Bloedbad in Ridderkerk
Op grond van archief- en literatuuronderzoek beschrijft Oosterom het kaalscheren van vrouwen op enkele plaatsen in Nederland, zoals Utrecht, Werkendam en Roosendaal. Uitvoerig schrijft ze over Ridderkerk, waar een poging tot kaalscheren uitliep op een bloedbad: nog niet ontwapende, dronken Duitse soldaten wierpen een granaat naar verzetsstrijders die jacht maakten op moffenmeiden. Verhalen over plaatselijke gebeurtenissen verweeft ze met beschouwingen over de toestand in Nederland rond de Bevrijding, de rol van het verzet en de sociale functie van kaalscheren. In het algemeen, stelt Oosterom, was kaalscheren een middel om de kuisheid van vrouwen af te dwingen en de nationale trots te herstellen.
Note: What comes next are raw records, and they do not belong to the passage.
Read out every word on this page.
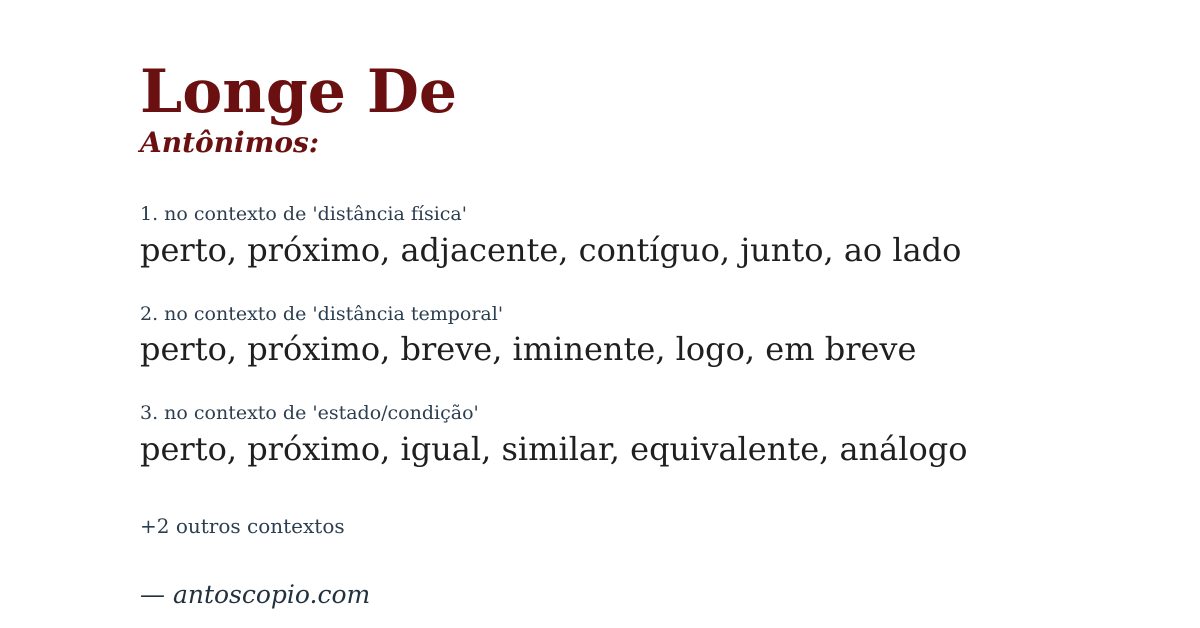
Longe De
Antônimos:

1. no contexto de 'distância física'

perto, próximo, adjacente, contíguo, junto, ao lado

2. no contexto de 'distância temporal'

perto, próximo, breve, iminente, logo, em breve

3. no contexto de 'estado/condição'

perto, próximo, igual, similar, equivalente, análogo

+2 outros contextos
— antoscopio.com
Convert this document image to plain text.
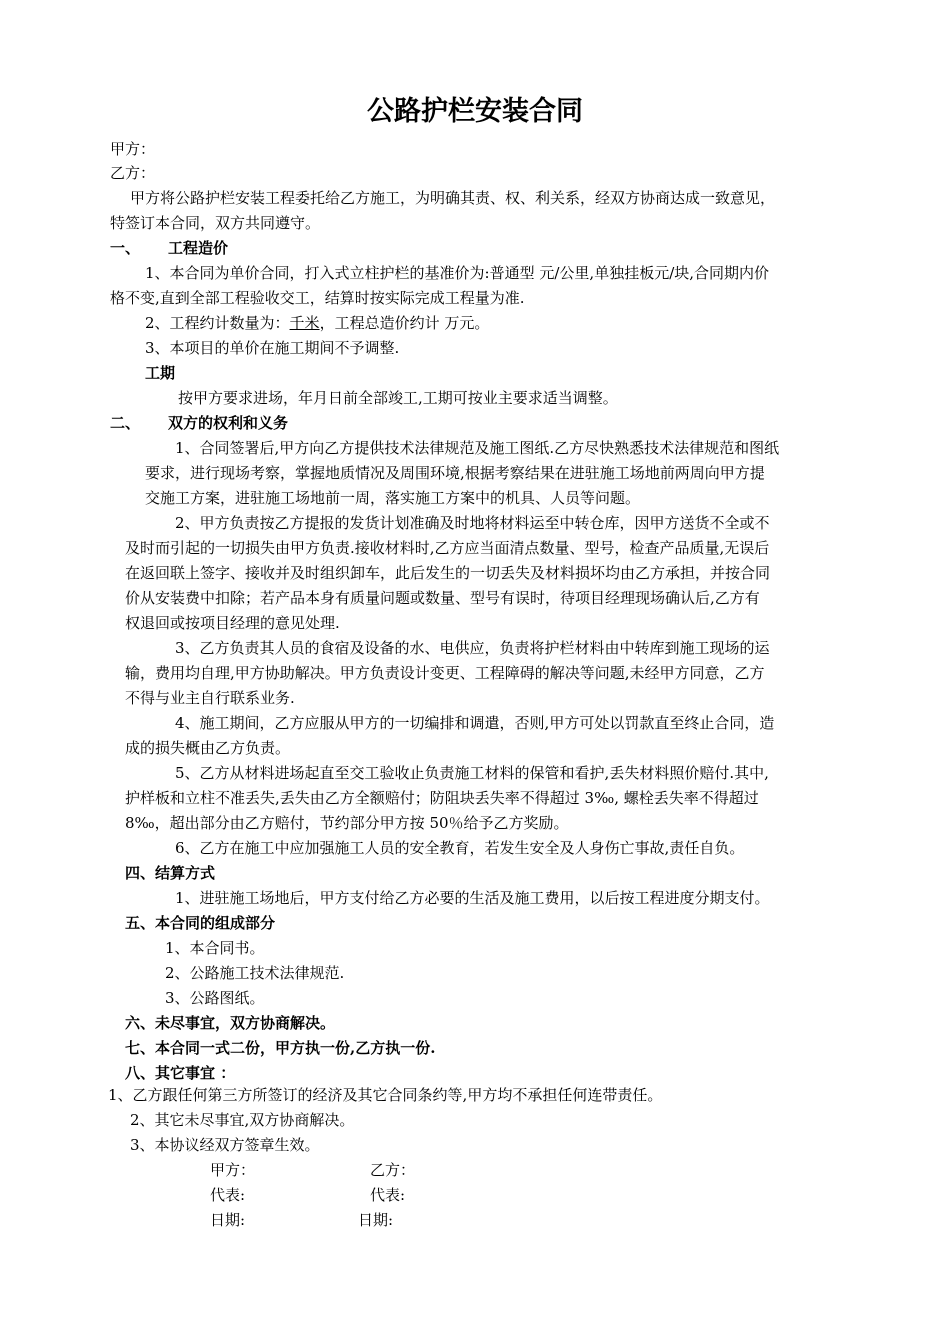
公路护栏安装合同
甲方：
乙方：
甲方将公路护栏安装工程委托给乙方施工，为明确其责、权、利关系，经双方协商达成一致意见，
特签订本合同，双方共同遵守。
一、 工程造价
1、本合同为单价合同，打入式立柱护栏的基准价为:普通型 元/公里,单独挂板元/块,合同期内价
格不变,直到全部工程验收交工，结算时按实际完成工程量为准.
2、工程约计数量为：千米，工程总造价约计 万元。
3、本项目的单价在施工期间不予调整.
工期
按甲方要求进场，年月日前全部竣工,工期可按业主要求适当调整。
二、 双方的权利和义务
1、合同签署后,甲方向乙方提供技术法律规范及施工图纸.乙方尽快熟悉技术法律规范和图纸
要求，进行现场考察，掌握地质情况及周围环境,根据考察结果在进驻施工场地前两周向甲方提
交施工方案，进驻施工场地前一周，落实施工方案中的机具、人员等问题。
2、甲方负责按乙方提报的发货计划准确及时地将材料运至中转仓库，因甲方送货不全或不
及时而引起的一切损失由甲方负责.接收材料时,乙方应当面清点数量、型号，检查产品质量,无误后
在返回联上签字、接收并及时组织卸车，此后发生的一切丢失及材料损坏均由乙方承担，并按合同
价从安装费中扣除；若产品本身有质量问题或数量、型号有误时，待项目经理现场确认后,乙方有
权退回或按项目经理的意见处理.
3、乙方负责其人员的食宿及设备的水、电供应，负责将护栏材料由中转库到施工现场的运
输，费用均自理,甲方协助解决。甲方负责设计变更、工程障碍的解决等问题,未经甲方同意，乙方
不得与业主自行联系业务.
4、施工期间，乙方应服从甲方的一切编排和调遣，否则,甲方可处以罚款直至终止合同，造
成的损失概由乙方负责。
5、乙方从材料进场起直至交工验收止负责施工材料的保管和看护,丢失材料照价赔付.其中,
护样板和立柱不准丢失,丢失由乙方全额赔付；防阻块丢失率不得超过 3‰, 螺栓丢失率不得超过
8‰，超出部分由乙方赔付，节约部分甲方按 50％给予乙方奖励。
6、乙方在施工中应加强施工人员的安全教育，若发生安全及人身伤亡事故,责任自负。
四、结算方式
1、进驻施工场地后，甲方支付给乙方必要的生活及施工费用，以后按工程进度分期支付。
五、本合同的组成部分
1、本合同书。
2、公路施工技术法律规范.
3、公路图纸。
六、未尽事宜，双方协商解决。
七、本合同一式二份，甲方执一份,乙方执一份.
八、其它事宜 ：
1、乙方跟任何第三方所签订的经济及其它合同条约等,甲方均不承担任何连带责任。
2、其它未尽事宜,双方协商解决。
3、本协议经双方签章生效。
甲方：	乙方：
代表:	代表:
日期:	日期:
Onduidelijk is of het kaalscheren op grote schaal door de plaatselijke overheden werd voorbereid en hoeveel vrouwen er zijn kaalgeschoren. „Wel weet ik dat kaalscheren overal in het land voorkwam. In bijna alle steden en dorpen van Nederland leven herinneringen aan vrouwen die kaalgeschoren werden. In sommige plaatsen, zoals Ridderkerk, werden vrouwen kaalgeschoren om het geweld van de bevolking tegen landverraders in toom te houden en te kanaliseren. De omstandigheden verschilden. Soms gebeurde het in interneringskampen van foute Nederlanders, soms op straat, soms voor het gemeentehuis. Er zijn foto’s van gemaakt, maar verder is het nauwelijks gedocumenteerd.”
Veel vrouwen verwerkten de vernederingen nooit meer en zwegen hun leven lang. Eefje Schut uit Werkendam werd kaalgeschoren en waarschijnlijk seksueel misbruikt toen ze in het fort gevangenzat. Rianne Oosterom ging op reportage in Werkendam en sprak er met Martin, Eefjes zoon. Hij vertelt over de zenuwinzinkingen van zijn moeder, en de tientallen medicijnen die de zenuwarts haar voorschreef. Iet, Eefjes hoogbejaarde broer: „Eefje was een modelmeisje toen ze haar haalden. Ze is geknapt teruggekomen.”
Moffenmeiden. Over soldatenliefjes, knippers en omstanders: een geschiedenis in verhalen, Rianne Oosterom; uitg. Meulenhoff; 186 blz.; € 19,99.